Sur Les frères Sisters

Par Joanna Gruda

D’abord, c’est le titre qui m’a intriguée. En anglais, c’est The Sisters Brothers. Puis j’ai lu qu’on disait de ce livre que c’était un « western nouveau genre ». J’imaginais mal ce que ça pouvait donner. Alors, j’ai voulu aller voir.

Deux frères. Deux tueurs à gages. On est au dix-neuvième siècle, à l’époque de la ruée vers l’or. Eli, qui passe pour le moins futé, est le narrateur. C’est un genre de faux naïf, de philosophe qui s’ignore. L’autre, Charlie, est le meneur. Ils doivent descendre la côte ouest américaine, d’Oregon City à San Francisco, pour trouver et abattre leur proie.

Ça faisait longtemps que je n’avais pas été autant happée par un livre. Ça faisait longtemps aussi que je n’avais pas eu ce sentiment de me faire simplement « raconter une histoire ». La faute en incombe à mes choix littéraires des derniers mois, sans doute. J’ai ressenti un grand plaisir à me laisser emporter dans une époque, dans un monde un peu étrange, à suivre des personnages à la fois vrais et décalés.

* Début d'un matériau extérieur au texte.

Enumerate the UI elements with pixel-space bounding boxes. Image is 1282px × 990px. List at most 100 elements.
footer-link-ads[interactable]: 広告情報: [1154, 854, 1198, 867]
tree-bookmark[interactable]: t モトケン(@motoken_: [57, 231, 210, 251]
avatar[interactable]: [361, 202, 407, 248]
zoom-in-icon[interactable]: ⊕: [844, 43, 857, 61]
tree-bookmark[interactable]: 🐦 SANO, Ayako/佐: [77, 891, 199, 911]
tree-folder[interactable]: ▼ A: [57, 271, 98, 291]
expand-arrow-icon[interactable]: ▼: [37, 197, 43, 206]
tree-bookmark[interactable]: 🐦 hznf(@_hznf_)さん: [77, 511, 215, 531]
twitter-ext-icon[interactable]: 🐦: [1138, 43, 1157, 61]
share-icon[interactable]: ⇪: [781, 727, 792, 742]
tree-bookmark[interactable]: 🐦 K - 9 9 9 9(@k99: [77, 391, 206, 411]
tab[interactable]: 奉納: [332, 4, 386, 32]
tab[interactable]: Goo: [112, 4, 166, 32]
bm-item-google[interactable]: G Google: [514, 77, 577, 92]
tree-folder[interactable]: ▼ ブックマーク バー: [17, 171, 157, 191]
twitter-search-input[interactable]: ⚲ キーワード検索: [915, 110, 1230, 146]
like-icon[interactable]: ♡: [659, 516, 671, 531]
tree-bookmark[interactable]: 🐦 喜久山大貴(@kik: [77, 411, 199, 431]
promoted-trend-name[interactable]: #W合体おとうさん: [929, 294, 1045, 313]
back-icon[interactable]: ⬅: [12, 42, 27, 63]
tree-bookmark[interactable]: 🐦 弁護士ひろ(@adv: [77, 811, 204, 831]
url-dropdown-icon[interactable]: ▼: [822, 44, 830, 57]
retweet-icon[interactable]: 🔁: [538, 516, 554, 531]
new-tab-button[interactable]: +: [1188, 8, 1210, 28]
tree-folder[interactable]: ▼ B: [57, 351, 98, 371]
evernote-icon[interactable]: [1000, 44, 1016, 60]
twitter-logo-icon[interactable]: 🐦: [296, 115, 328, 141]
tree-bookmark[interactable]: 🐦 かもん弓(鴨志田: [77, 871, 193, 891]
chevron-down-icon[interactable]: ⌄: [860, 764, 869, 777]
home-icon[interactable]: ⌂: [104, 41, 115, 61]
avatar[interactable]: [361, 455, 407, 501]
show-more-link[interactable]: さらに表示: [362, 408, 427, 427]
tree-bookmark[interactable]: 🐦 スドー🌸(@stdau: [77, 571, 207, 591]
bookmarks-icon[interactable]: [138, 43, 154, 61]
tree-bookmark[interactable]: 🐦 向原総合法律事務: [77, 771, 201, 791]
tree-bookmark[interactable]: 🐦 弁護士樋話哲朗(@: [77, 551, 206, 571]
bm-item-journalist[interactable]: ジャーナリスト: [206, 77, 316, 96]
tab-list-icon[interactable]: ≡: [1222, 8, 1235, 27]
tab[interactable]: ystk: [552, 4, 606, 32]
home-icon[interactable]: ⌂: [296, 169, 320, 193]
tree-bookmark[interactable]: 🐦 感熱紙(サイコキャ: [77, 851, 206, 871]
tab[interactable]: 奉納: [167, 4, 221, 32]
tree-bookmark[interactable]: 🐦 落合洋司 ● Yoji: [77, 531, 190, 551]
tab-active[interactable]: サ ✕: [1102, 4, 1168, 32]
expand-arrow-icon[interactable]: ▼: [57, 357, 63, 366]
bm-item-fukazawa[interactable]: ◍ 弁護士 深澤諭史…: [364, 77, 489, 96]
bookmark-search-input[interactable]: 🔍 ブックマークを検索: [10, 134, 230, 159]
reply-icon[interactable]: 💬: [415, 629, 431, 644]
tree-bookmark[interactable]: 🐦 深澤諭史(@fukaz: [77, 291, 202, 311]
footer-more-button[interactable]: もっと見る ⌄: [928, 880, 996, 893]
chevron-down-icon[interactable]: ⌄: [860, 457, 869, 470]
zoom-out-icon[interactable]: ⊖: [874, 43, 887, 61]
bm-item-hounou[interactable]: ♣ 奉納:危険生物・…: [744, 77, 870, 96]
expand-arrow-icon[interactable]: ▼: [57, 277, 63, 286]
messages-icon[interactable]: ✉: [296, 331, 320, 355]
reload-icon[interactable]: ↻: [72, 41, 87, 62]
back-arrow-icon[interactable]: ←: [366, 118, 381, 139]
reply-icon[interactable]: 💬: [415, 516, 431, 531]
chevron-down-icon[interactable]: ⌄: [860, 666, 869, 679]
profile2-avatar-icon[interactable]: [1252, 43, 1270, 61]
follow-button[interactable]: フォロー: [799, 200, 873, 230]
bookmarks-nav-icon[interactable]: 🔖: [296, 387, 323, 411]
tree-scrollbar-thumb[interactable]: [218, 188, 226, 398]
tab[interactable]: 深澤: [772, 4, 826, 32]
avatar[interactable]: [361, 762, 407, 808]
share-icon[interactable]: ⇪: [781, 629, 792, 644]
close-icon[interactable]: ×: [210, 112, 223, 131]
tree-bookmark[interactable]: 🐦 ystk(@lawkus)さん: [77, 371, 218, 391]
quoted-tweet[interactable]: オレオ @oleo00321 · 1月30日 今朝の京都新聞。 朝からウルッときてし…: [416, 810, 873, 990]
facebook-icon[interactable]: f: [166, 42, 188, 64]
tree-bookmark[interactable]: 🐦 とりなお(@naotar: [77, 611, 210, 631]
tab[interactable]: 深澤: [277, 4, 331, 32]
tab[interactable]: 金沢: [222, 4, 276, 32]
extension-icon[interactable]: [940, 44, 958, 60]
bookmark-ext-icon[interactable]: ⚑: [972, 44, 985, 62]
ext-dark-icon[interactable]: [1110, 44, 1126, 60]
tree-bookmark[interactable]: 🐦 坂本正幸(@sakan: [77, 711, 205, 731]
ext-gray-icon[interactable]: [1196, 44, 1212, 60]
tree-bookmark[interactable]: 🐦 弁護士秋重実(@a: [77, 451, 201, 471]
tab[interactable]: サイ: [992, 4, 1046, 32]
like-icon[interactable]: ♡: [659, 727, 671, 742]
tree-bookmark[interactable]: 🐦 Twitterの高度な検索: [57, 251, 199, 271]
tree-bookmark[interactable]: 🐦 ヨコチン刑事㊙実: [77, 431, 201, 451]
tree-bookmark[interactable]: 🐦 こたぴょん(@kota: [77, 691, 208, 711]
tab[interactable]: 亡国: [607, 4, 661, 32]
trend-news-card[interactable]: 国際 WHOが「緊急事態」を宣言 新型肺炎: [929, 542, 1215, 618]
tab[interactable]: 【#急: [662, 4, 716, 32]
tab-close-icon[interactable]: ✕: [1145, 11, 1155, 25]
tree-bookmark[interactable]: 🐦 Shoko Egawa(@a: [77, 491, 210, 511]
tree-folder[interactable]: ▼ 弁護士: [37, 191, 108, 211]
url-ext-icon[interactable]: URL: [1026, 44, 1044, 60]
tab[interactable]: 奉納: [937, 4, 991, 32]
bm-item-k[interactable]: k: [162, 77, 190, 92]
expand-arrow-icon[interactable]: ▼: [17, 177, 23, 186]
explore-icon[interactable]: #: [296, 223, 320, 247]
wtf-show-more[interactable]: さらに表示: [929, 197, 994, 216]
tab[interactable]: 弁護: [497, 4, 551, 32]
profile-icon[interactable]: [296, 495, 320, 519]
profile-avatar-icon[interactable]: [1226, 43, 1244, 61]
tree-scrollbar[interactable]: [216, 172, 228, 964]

Dans ce road-movie-en-livre, on suit les frères Sisters dans un périple qui sera, comme on peut s’y attendre, un brin initiatique. Ils sont sans scrupules, mais pas cruels pour autant. Pas trop, du moins. Parfois, ils se retrouvent dans des situations difficiles où ils n’ont pas d’autre choix que de tuer pour s’en sortir. Un geste banal quand on est tueur à gages. Et ils reprennent la route. Mais Eli se pose de plus en plus de questions. Les personnages croisés le long du chemin apportent chacun une couche à sa réflexion. Il y a ce dentiste qui lui fait découvrir le plaisir d’une bonne hygiène buccale. Quelques rencontres féminines, toujours plus ou moins ratées, qui lui chamboulent le cœur et font naître chez lui des considérations très terre à terre – il cessera presque de manger dans l’espoir de perdre du poids –, ou d’autres, plus philosophiques – il en viendra à songer à changer complètement de vie.

Mais la rencontre la plus marquante sera celle avec Hermann Kermit Warm, l’homme qu’ils doivent abattre. Eli se jure que ce sera sa « dernière affaire ». Effectivement, après, plus rien ne sera comme avant.

C’est une de ces histoires qui plantent des images dans l’esprit du lecteur. Et qui font voyager. Mine de rien, le nez dans mon livre, j’ai passé quelques jours dans l’Ouest américain, au dix-neuvième siècle, dans des conditions insalubres, à avoir froid, à essayer de survivre. J’ai souvent pensé, au fil de ma lecture : « Le bon film que ça ferait! » D’ailleurs, il paraît que l’auteur, Patrick deWitt, est scénariste. Bien hâte que ça sorte sur nos écrans…

Un roman un peu à part, décalé, déroutant, par lequel il faut accepter de se laisser prendre. Mais ça vaut le coup de s’y abandonner.